If you ask most dentists why they went into dentistry, most practitioners will cite a motivation to help others, a fascination with science, or a desire to have a challenging career. In other words, most dentists don’t go into dentistry for the primary purpose of running a business. However, approximately 80% of dental graduates end up in private practice, which means that being able to manage a successful dental practice is an integral part of serving patients and earning a stable living.
Determine Yearly Revenue
The first principle of budgeting is to ensure sure that your revenue exceeds your expenses. To that end, it’s necessary to determine how much your practice earns per year before you begin apportioning funds to your budget.
Designate Spending Categories
The next step in creating a budget for your dental practice is to designate your spending categories. Common categories are listed below.
For a Capital Budget: If you’re just starting out with your practice or are planning on doing renovations or ordering new equipment, then you’ll want to outline a capital budget that’s separate from your annual operating budget. Depending on your practice’s needs, a capital budget will typically include the cost of purchasing a building, equipment, or other non-recurring overhead costs.
For an Operating Budget: An operating budget covers recurring yearly expenses such as rent payments, wages, and taxes.
The operating budgets of most dental practices include categories such as:
Payroll is often one of the biggest expenses that dental practices face, often commanding over 20% of the budget. Payroll expenses typically include employee wages, training costs, malpractice and worker’s compensation insurance, and any employee incentives.
Depending on where your practice is located, occupancy costs may also take up a significant part of a dental practice budget. When budgeting for occupancy costs, factor in monthly rent or mortgage payments, insurance, taxes, and maintenance fees such as repairs or snow and ice removal.

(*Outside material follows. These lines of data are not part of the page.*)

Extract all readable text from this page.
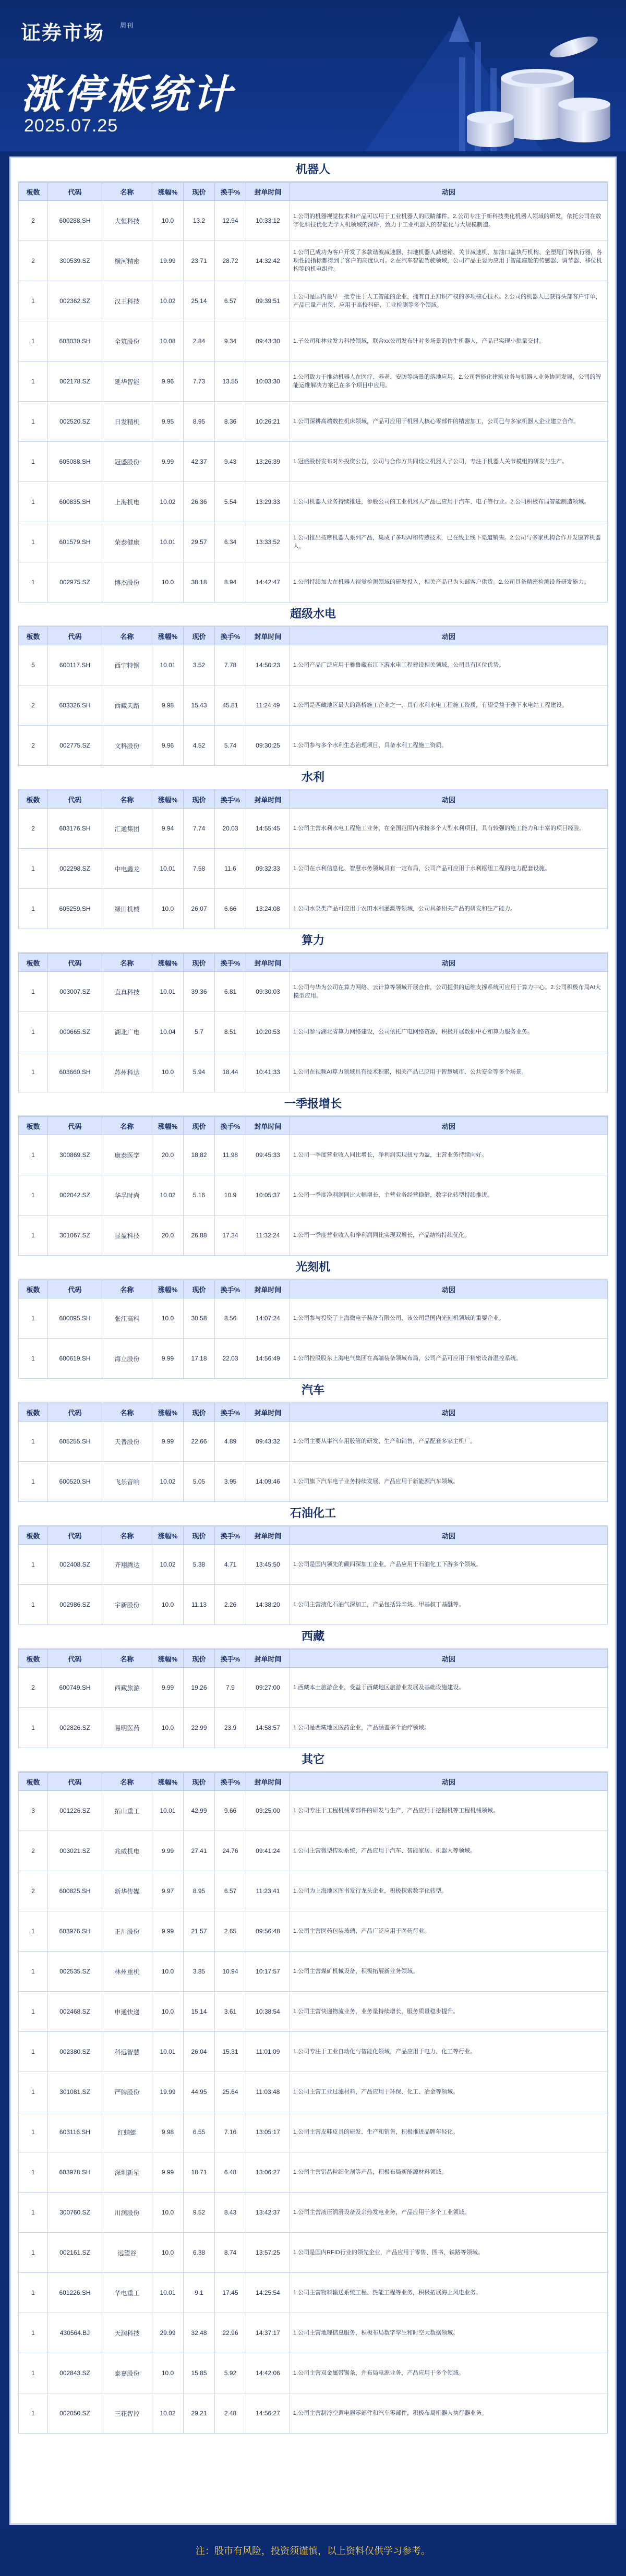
证券市场 周刊
涨停板统计
2025.07.25
机器人
板数	代码	名称	涨幅%	现价	换手%	封单时间	动因
2	600288.SH	大恒科技	10.0	13.2	12.94	10:33:12	1.公司的机器视觉技术和产品可以用于工业机器人的眼睛部件。2.公司专注于新科技类化机器人领域的研发，依托公司在数字化科技优化光学人机领域的深耕，致力于工业机器人的智能化与大规模制造。
2	300539.SZ	横河精密	19.99	23.71	28.72	14:32:42	1.公司已成功为客户开发了多款谐波减速器、扫地机器人减速箱、关节减速机、加油口盖执行机构、全塑尾门等执行器，各项性能指标都得到了客户的高度认可。2.在汽车智能驾驶领域，公司产品主要为应用于智能座舱的传感器、调节器、移位机构等的机电组件。
1	002362.SZ	汉王科技	10.02	25.14	6.57	09:39:51	1.公司是国内最早一批专注于人工智能的企业，拥有自主知识产权的多项核心技术。2.公司的机器人已获得头部客户订单，产品已量产出货，应用于高校科研、工业检测等多个领域。
1	603030.SH	全筑股份	10.08	2.84	9.34	09:43:30	1.子公司和林业发力科技领域，联合xx公司发布针对多场景的仿生机器人，产品已实现小批量交付。
1	002178.SZ	延华智能	9.96	7.73	13.55	10:03:30	1.公司致力于推动机器人在医疗、养老、安防等场景的落地应用。2.公司智能化建筑业务与机器人业务协同发展，公司的智能运维解决方案已在多个项目中应用。
1	002520.SZ	日发精机	9.95	8.95	8.36	10:26:21	1.公司深耕高端数控机床领域，产品可应用于机器人核心零部件的精密加工，公司已与多家机器人企业建立合作。
1	605088.SH	冠盛股份	9.99	42.37	9.43	13:26:39	1.冠盛股份发布对外投资公告，公司与合作方共同设立机器人子公司，专注于机器人关节模组的研发与生产。
1	600835.SH	上海机电	10.02	26.36	5.54	13:29:33	1.公司机器人业务持续推进，参股公司的工业机器人产品已应用于汽车、电子等行业。2.公司积极布局智能制造领域。
1	601579.SH	荣泰健康	10.01	29.57	6.34	13:33:52	1.公司推出按摩机器人系列产品，集成了多项AI和传感技术，已在线上线下渠道销售。2.公司与多家机构合作开发康养机器人。
1	002975.SZ	博杰股份	10.0	38.18	8.94	14:42:47	1.公司持续加大在机器人视觉检测领域的研发投入，相关产品已为头部客户供货。2.公司具备精密检测设备研发能力。
超级水电
板数	代码	名称	涨幅%	现价	换手%	封单时间	动因
5	600117.SH	西宁特钢	10.01	3.52	7.78	14:50:23	1.公司产品广泛应用于雅鲁藏布江下游水电工程建设相关领域，公司具有区位优势。
2	603326.SH	西藏天路	9.98	15.43	45.81	11:24:49	1.公司是西藏地区最大的路桥施工企业之一，具有水利水电工程施工资质，有望受益于雅下水电站工程建设。
2	002775.SZ	文科股份	9.96	4.52	5.74	09:30:25	1.公司参与多个水利生态治理项目，具备水利工程施工资质。
水利
板数	代码	名称	涨幅%	现价	换手%	封单时间	动因
2	603176.SH	汇通集团	9.94	7.74	20.03	14:55:45	1.公司主营水利水电工程施工业务，在全国范围内承接多个大型水利项目，具有较强的施工能力和丰富的项目经验。
1	002298.SZ	中电鑫龙	10.01	7.58	11.6	09:32:33	1.公司在水利信息化、智慧水务领域具有一定布局，公司产品可应用于水利枢纽工程的电力配套设施。
1	605259.SH	绿田机械	10.0	26.07	6.66	13:24:08	1.公司水泵类产品可应用于农田水利灌溉等领域，公司具备相关产品的研发和生产能力。
算力
板数	代码	名称	涨幅%	现价	换手%	封单时间	动因
1	003007.SZ	直真科技	10.01	39.36	6.81	09:30:03	1.公司与华为公司在算力网络、云计算等领域开展合作，公司提供的运维支撑系统可应用于算力中心。2.公司积极布局AI大模型应用。
1	000665.SZ	湖北广电	10.04	5.7	8.51	10:20:53	1.公司参与湖北省算力网络建设，公司依托广电网络资源，积极开展数据中心和算力服务业务。
1	603660.SH	苏州科达	10.0	5.94	18.44	10:41:33	1.公司在视频AI算力领域具有技术积累，相关产品已应用于智慧城市、公共安全等多个场景。
一季报增长
板数	代码	名称	涨幅%	现价	换手%	封单时间	动因
1	300869.SZ	康泰医学	20.0	18.82	11.98	09:45:33	1.公司一季度营业收入同比增长，净利润实现扭亏为盈，主营业务持续向好。
1	002042.SZ	华孚时尚	10.02	5.16	10.9	10:05:37	1.公司一季度净利润同比大幅增长，主营业务经营稳健，数字化转型持续推进。
1	301067.SZ	显盈科技	20.0	26.88	17.34	11:32:24	1.公司一季度营业收入和净利润同比实现双增长，产品结构持续优化。
光刻机
板数	代码	名称	涨幅%	现价	换手%	封单时间	动因
1	600095.SH	张江高科	10.0	30.58	8.56	14:07:24	1.公司参与投资了上海微电子装备有限公司，该公司是国内光刻机领域的重要企业。
1	600619.SH	海立股份	9.99	17.18	22.03	14:56:49	1.公司控股股东上海电气集团在高端装备领域布局，公司产品可应用于精密设备温控系统。
汽车
板数	代码	名称	涨幅%	现价	换手%	封单时间	动因
1	605255.SH	天普股份	9.99	22.66	4.89	09:43:32	1.公司主要从事汽车用胶管的研发、生产和销售，产品配套多家主机厂。
1	600520.SH	飞乐音响	10.02	5.05	3.95	14:09:46	1.公司旗下汽车电子业务持续发展，产品应用于新能源汽车领域。
石油化工
板数	代码	名称	涨幅%	现价	换手%	封单时间	动因
1	002408.SZ	齐翔腾达	10.02	5.38	4.71	13:45:50	1.公司是国内领先的碳四深加工企业，产品应用于石油化工下游多个领域。
1	002986.SZ	宇新股份	10.0	11.13	2.26	14:38:20	1.公司主营液化石油气深加工，产品包括异辛烷、甲基叔丁基醚等。
西藏
板数	代码	名称	涨幅%	现价	换手%	封单时间	动因
2	600749.SH	西藏旅游	9.99	19.26	7.9	09:27:00	1.西藏本土旅游企业，受益于西藏地区旅游业发展及基础设施建设。
1	002826.SZ	易明医药	10.0	22.99	23.9	14:58:57	1.公司是西藏地区医药企业，产品涵盖多个治疗领域。
其它
板数	代码	名称	涨幅%	现价	换手%	封单时间	动因
3	001226.SZ	拓山重工	10.01	42.99	9.66	09:25:00	1.公司专注于工程机械零部件的研发与生产，产品应用于挖掘机等工程机械领域。
2	003021.SZ	兆威机电	9.99	27.41	24.76	09:41:24	1.公司主营微型传动系统，产品应用于汽车、智能家居、机器人等领域。
2	600825.SH	新华传媒	9.97	8.95	6.57	11:23:41	1.公司为上海地区图书发行龙头企业，积极探索数字化转型。
1	603976.SH	正川股份	9.99	21.57	2.65	09:56:48	1.公司主营医药包装玻璃，产品广泛应用于医药行业。
1	002535.SZ	林州重机	10.0	3.85	10.94	10:17:57	1.公司主营煤矿机械设备，积极拓展新业务领域。
1	002468.SZ	申通快递	10.0	15.14	3.61	10:38:54	1.公司主营快递物流业务，业务量持续增长，服务质量稳步提升。
1	002380.SZ	科远智慧	10.01	26.04	15.31	11:01:09	1.公司专注于工业自动化与智能化领域，产品应用于电力、化工等行业。
1	301081.SZ	严牌股份	19.99	44.95	25.64	11:03:48	1.公司主营工业过滤材料，产品应用于环保、化工、冶金等领域。
1	603116.SH	红蜻蜓	9.98	6.55	7.16	13:05:17	1.公司主营皮鞋皮具的研发、生产和销售，积极推进品牌年轻化。
1	603978.SH	深圳新星	9.99	18.71	6.48	13:06:27	1.公司主营铝晶粒细化剂等产品，积极布局新能源材料领域。
1	300760.SZ	川润股份	10.0	9.52	8.43	13:42:37	1.公司主营液压润滑设备及余热发电业务，产品应用于多个工业领域。
1	002161.SZ	远望谷	10.0	6.38	8.74	13:57:25	1.公司是国内RFID行业的领先企业，产品应用于零售、图书、铁路等领域。
1	601226.SH	华电重工	10.01	9.1	17.45	14:25:54	1.公司主营物料输送系统工程、热能工程等业务，积极拓展海上风电业务。
1	430564.BJ	天润科技	29.99	32.48	22.96	14:37:17	1.公司主营地理信息服务，积极布局数字孪生和时空大数据领域。
1	002843.SZ	泰嘉股份	10.0	15.85	5.92	14:42:06	1.公司主营双金属带锯条，并布局电源业务，产品应用于多个领域。
1	002050.SZ	三花智控	10.02	29.21	2.48	14:56:27	1.公司主营制冷空调电器零部件和汽车零部件，积极布局机器人执行器业务。
注：股市有风险，投资须谨慎，以上资料仅供学习参考。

A dental practice can’t run without supplies, although it’s often possible to keep supply costs down by comparing costs across manufacturers and carefully considering each item’s return on investment. If this is your first year budgeting for supplies, it’s a good idea to record your supply purchases throughout the year and itemize your expenses at the end of the year. Having an itemized supply list is much more useful than a general “Supplies Budget” when it comes to allocating sufficient funds and finding ways to cut excess costs.
All dental practices require lab work, which can quickly become expensive. However, many dental practices find that there are multiple options available when it comes to choosing a lab to work with. Labs may offer different rates, so it’s often helpful to spend time researching the fees of all eligible labs.
Advertising / Marketing
For a practice to be successful in the long run, it’s essential to invest in advertising. Although advertising costs aren’t directly necessary for smooth day-to-day operations, successful advertising helps ensure consistent revenue. Depending on the funds you have available after addressing the above costs, you may wish to budget for a website, mailers, postage, or even consultations with a marketing professional.
You might also want to include a discretionary category that covers costs that are miscellaneous or small enough not to warrant their own category.
For dentists in private practice who feel overwhelmed by the challenge of running a successful practice, the first task is to outline a budget. Creating a budget for your dental practice is a responsible way to increase a practice’s profitability, and a budget can also serve as a valuable tool for helping practitioners assess how different components of the practice fit together in the big picture.